The main issue that I encountered this sprint was that I took on the task of implementing a Narrator system into the project. I am not an especially well-versed programmer, but because of the workload which Chase, our lead programmer, has been taking on in order to program the main mechanics of the game, I decided that it would be more beneficial to the team for me to program the Narrator which would instruct the player in how to play the game based on what actions they have or have not done.

The issue that I ran into was that because I was very unfamiliar with using the Observer pattern in programming, I had a hard time writing a script to listen to events without being very coupled to the main PlayerController. Fortunately, two days into the current sprint, I have been able to use the Observer to create a Narrator that subscribes to the PlayerManager and listens for the player actions. 

The experience with this group has been drastically different from my past experiences because I am in a position where I am able to try and push the mechanics and overall experience of the game further without being burdened by a time constraint. As seen through our burndown chart and velocity, we are much ahead of the pace that we set out to be at the beginning of the first sprint. I do believe that due to the work ethic of our members, we will be able to maintain a position where we can keep working hard without worrying about whether we can finish the product.  

Due to us being far ahead, though, instead of trying to increase the number of mechanics that we put into the game, I want to try to polish and refine all of the existing mechanics and elements that we have in the game to a great extent. As Dan suggested after our Sprint Review 2, I agree that the levels need an additional layer of complexity that forces the player into problem solving rather than each level having an obvious solution. Alongside that, if we are able to make the crate, portal, and gel physics feel consistent to the player, that would greatly improve the player experience than if we were to continually add features to the game. 

This sprint, I designed and blocked five levels in total. I tried to make the levels varied in size and playtime in order to make each level feel distinct and make the player analyze each level with a fresh perspective each time. In retrospect, I should have made the solutions to each level harder to figure out, but now that I have the base levels blocked out and designed, it makes it much easier for me to introduce complexity to each of them rather than trying to design complex levels from scratch.

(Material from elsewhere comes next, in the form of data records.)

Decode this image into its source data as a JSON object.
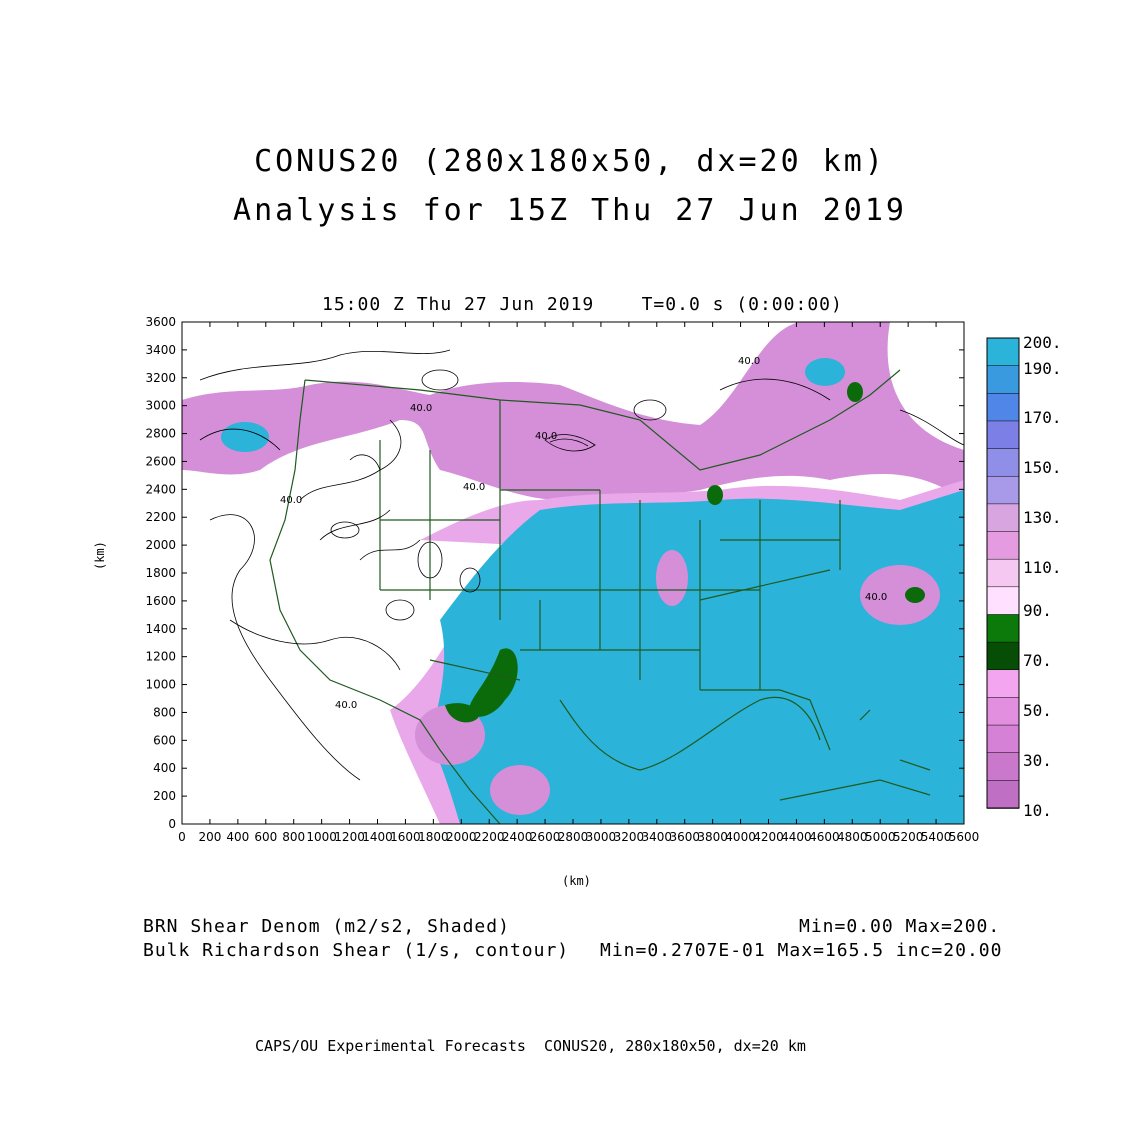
{
  "title": "CONUS20 (280x180x50, dx=20 km)",
  "subtitle": "Analysis for 15Z Thu 27 Jun 2019",
  "valid_time": "15:00 Z Thu 27 Jun 2019    T=0.0 s (0:00:00)",
  "x_axis": {
    "unit_label": "(km)",
    "ticks": [
      "0",
      "200",
      "400",
      "600",
      "800",
      "1000",
      "1200",
      "1400",
      "1600",
      "1800",
      "2000",
      "2200",
      "2400",
      "2600",
      "2800",
      "3000",
      "3200",
      "3400",
      "3600",
      "3800",
      "4000",
      "4200",
      "4400",
      "4600",
      "4800",
      "5000",
      "5200",
      "5400",
      "5600"
    ],
    "range": [
      0,
      5600
    ]
  },
  "y_axis": {
    "unit_label": "(km)",
    "ticks": [
      "0",
      "200",
      "400",
      "600",
      "800",
      "1000",
      "1200",
      "1400",
      "1600",
      "1800",
      "2000",
      "2200",
      "2400",
      "2600",
      "2800",
      "3000",
      "3200",
      "3400",
      "3600"
    ],
    "range": [
      0,
      3600
    ]
  },
  "colorbar": {
    "labels": [
      "200.",
      "190.",
      "170.",
      "150.",
      "130.",
      "110.",
      "90.",
      "70.",
      "50.",
      "30.",
      "10."
    ],
    "colors": [
      "#2bb3d9",
      "#3a9ae0",
      "#4f86e8",
      "#7b7fe6",
      "#8f8fe8",
      "#a89ae8",
      "#d9a5e0",
      "#e59be0",
      "#f4c8f0",
      "#ffe0ff",
      "#0b7a0b",
      "#064d06",
      "#f3a6ef",
      "#e28fe0",
      "#d582d6",
      "#c978cb",
      "#bf6fc4"
    ]
  },
  "map_colors": {
    "high": "#2bb3d9",
    "low": "#d48fd8",
    "mid": "#e8a8ea",
    "green": "#0b6b0b",
    "border": "#1f5a1f"
  },
  "contour_labels": [
    "40.0",
    "40.0",
    "40.0",
    "40.0",
    "40.0",
    "40.0",
    "40.0"
  ],
  "legend": {
    "line1_left": "BRN Shear Denom (m2/s2, Shaded)",
    "line1_right": "Min=0.00 Max=200.",
    "line2_left": "Bulk Richardson Shear (1/s, contour)",
    "line2_right": "Min=0.2707E-01 Max=165.5 inc=20.00"
  },
  "footer": "CAPS/OU Experimental Forecasts  CONUS20, 280x180x50, dx=20 km"
}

As mentioned, I also added a very rudimentary Narrator system. Soon after the second sprint review, however, I redid the Narrator system from the ground up so that it would use the Observer pattern and allow for me as the designer to easily change what the narrator says and responds to without modifying much of the code. I am currently working on increasing the complexity of the levels and implementing the mechanics that Chase has programmed into the game so that we get playtest feedback that is relevant to adjusting and changing the mechanics that we have.

    Finally, the last work of the sprint I did was that I went through every level that we have in our project at this point and remade the levels with planes so that the portals would function on them. If the objects were not made of planes, the portals would be unable to be placed on them.